I rapporti degli Albanesi di Calabria con i Monaci basiliani. XIV, 45-54
P. Marco Petta, Appunti di bibliografia albanese IX, 27-42
Tre codici superstiti nel monastero di Mezzoiuso, XIII, 3-28
E, inoltre, espressione di attività culturale albanese del monastero di Grottaferrata la collaborazione prestata da qualcuno dei suoi membri a periodici editi da altri. Così P. Nilo Borgia scrisse sulla lingua albanese nella rivista di Lumo Skendo .Diturija. (1927), in .Studi albanesi. (1931) e in ‘accademie e Biblioteche d’italia. (1940). Così anche Teodoro Minisci scrisse nella rivista del prof. Ernesto Koliqi .Shejzat.
Non a scopo scientifico, ma di utilità pratica P. Lorenzo Tardo pubblicava il libretto Tufë uratash, composto da preghiere e canti sacri e dai primi elementi del catechismo, il tutto in lingua albanese.
Il nome di P. Lorenzo Tardo ci porta a considerare un altro aspetto dell’attività culturale albanese nel monastero di Grottaferrata, quella cioè della musica. La presenza dei monaci italo-albanesi nella Badia produsse, tra l’altro, anche l’inserimento nelle funzioni sacre dei loro canti liturgici tradizionali. L’uso di questi ne provocò lo studio.
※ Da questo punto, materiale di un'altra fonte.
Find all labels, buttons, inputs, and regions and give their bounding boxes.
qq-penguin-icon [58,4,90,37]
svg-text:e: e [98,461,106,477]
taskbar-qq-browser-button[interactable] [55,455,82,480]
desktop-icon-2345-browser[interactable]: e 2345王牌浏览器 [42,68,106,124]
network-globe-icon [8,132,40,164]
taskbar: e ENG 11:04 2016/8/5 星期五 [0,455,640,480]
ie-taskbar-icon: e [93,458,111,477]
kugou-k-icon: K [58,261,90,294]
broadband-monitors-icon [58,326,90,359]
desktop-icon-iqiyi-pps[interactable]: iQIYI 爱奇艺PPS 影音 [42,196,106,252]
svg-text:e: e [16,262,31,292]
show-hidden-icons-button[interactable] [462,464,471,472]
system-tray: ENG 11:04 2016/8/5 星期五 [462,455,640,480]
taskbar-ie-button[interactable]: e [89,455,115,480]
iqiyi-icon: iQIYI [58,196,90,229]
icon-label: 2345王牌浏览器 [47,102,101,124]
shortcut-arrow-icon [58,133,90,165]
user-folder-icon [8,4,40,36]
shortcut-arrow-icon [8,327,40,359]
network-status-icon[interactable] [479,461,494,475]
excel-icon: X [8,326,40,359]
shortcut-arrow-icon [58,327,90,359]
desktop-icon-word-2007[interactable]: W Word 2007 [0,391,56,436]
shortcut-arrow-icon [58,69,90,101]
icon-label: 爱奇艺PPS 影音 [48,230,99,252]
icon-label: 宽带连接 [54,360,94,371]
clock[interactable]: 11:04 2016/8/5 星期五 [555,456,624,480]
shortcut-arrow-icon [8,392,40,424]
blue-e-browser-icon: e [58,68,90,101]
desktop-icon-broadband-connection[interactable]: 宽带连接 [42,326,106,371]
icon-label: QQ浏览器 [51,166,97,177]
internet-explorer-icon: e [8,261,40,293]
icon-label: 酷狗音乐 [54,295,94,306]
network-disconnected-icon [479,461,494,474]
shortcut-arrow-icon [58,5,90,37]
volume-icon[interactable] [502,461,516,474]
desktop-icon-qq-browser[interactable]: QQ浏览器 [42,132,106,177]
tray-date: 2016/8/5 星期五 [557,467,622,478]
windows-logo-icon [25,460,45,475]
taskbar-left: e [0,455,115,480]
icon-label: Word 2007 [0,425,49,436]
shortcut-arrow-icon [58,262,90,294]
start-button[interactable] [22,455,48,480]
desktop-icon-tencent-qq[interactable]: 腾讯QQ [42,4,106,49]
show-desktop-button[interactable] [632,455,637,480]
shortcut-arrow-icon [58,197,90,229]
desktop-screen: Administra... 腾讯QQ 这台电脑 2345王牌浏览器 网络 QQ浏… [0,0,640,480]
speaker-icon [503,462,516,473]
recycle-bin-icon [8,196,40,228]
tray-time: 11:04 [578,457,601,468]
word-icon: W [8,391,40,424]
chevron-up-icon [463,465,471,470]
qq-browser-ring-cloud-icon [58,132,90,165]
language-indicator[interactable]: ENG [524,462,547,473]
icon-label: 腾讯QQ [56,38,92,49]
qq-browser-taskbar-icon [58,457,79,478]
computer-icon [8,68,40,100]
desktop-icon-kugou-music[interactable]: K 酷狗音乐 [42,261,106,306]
E le conclusioni sono esposte dal P. Lorenzo Tardo nel volume L’antica Melurgia Bizantina nell’interpretazionedella Scuola Monastica di Grottaferrata, Grottaferrata 1938, dedicato ai canti liturgici delle colonie greco albanesi di Sicilia, preziosi per lo studio della ricostruzione dell’antica melurgia bizantina. L’opera rimane dopo 70 anni .l’unico manuale sulla musica bizantina in lingua italiana . (prof. Sandra Mortani) Prima di P. Tardo, un altro monaco, P. Gregorio Stassi, aveva diligentemente e pazientemente trascritto dalla viva voce dei papàs, specialmente dell’arciprete Alessi di Palazzo Adriano e del parroco Figlia di Palermo, quasi tutti i canti tradizionali di Sicilia. Manoscritto tanto più prezioso, in quanto alcune di quelle melodie non sono più cantate dalle giovani generazioni. Infine dobbiamo segnalare in campo musicale gli studi di P. Bartolomeo Di Salvo, il quale ha esteso le sue indagini alle comunità greco-albanesi di Calabria, registrandone le melodie e purtroppo mai pubblicate.

Conclusione
La Santa Sede ha voluto ripristinare nella Badia la piena osservanza del rito bizantino-greco, obiettivo pienamente raggiunto grazie alla presenza nella Badia di monaci provenienti da famiglie delle comunità italo-albanesi. Il rito, la liturgia e la storia delle Chiese Orientali furono il campo preferito da questi monaci, che la Divina Provvidenza ha collocato al momento giusto al posto giusto, per il bene della Badia Greca di Grottaferrata, della Chiesa e della Cultura bizantina.